= Kirsten Nematandani =

South African businessman

Kirsten Nematandani (born May 27, 1958) is a former South African Football Association (SAFA) president and businessman. He became the president of the Venda Football Association (VEFA) in 1988.

== Career ==
From 1986 to 1988, he was the coach of Football Team Chibuku Young Stars FC.

In 1988 he became the president of the Venda Football Association (VEFA).

== SAFA ==
In 2009, Nematandi was elected to be the president of SAFA. South Africa was the host of the FIFA World Cup tournament in 2010, while Nematandani was the president of SAFA.

In December 2012, Nematandani was suspended as president after an investigation of FIFA into match fixing ahead of the FIFA World Cup 2010. The investigation included Niger's referee Ibrahim Chaibou and Singaporean businessman Wilson Raj Perumal, with FIFA banning Chaibou for life in January 2019.
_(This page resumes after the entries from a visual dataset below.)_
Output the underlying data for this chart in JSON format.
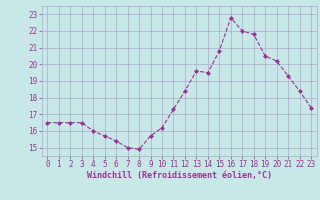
{
  "x": [
    0,
    1,
    2,
    3,
    4,
    5,
    6,
    7,
    8,
    9,
    10,
    11,
    12,
    13,
    14,
    15,
    16,
    17,
    18,
    19,
    20,
    21,
    22,
    23
  ],
  "y": [
    16.5,
    16.5,
    16.5,
    16.5,
    16.0,
    15.7,
    15.4,
    15.0,
    14.9,
    15.7,
    16.2,
    17.3,
    18.4,
    19.6,
    19.5,
    20.8,
    22.8,
    22.0,
    21.8,
    20.5,
    20.2,
    19.3,
    18.4,
    17.4
  ],
  "line_color": "#993399",
  "marker": "D",
  "marker_size": 2.0,
  "bg_color": "#c8e8e8",
  "grid_color": "#aaaacc",
  "xlabel": "Windchill (Refroidissement éolien,°C)",
  "xlabel_color": "#993399",
  "tick_color": "#993399",
  "label_color": "#993399",
  "ylim": [
    14.5,
    23.5
  ],
  "xlim": [
    -0.5,
    23.5
  ],
  "yticks": [
    15,
    16,
    17,
    18,
    19,
    20,
    21,
    22,
    23
  ],
  "xticks": [
    0,
    1,
    2,
    3,
    4,
    5,
    6,
    7,
    8,
    9,
    10,
    11,
    12,
    13,
    14,
    15,
    16,
    17,
    18,
    19,
    20,
    21,
    22,
    23
  ],
  "tick_fontsize": 5.5,
  "xlabel_fontsize": 6.0,
  "linewidth": 0.8
}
In January 2013, he was reinstated as SAFA president but not exonerated. In September 2013, he was replaced by Danny Jordaan after failing to receive a nomination in the SAFA elections.

In September 2015, the FIFA Ethics Committee started to investigate against Nematandani. He was found guilty of violating FIFA’s Code of Ethics in August 2016 and banned from any football-related activities for five years.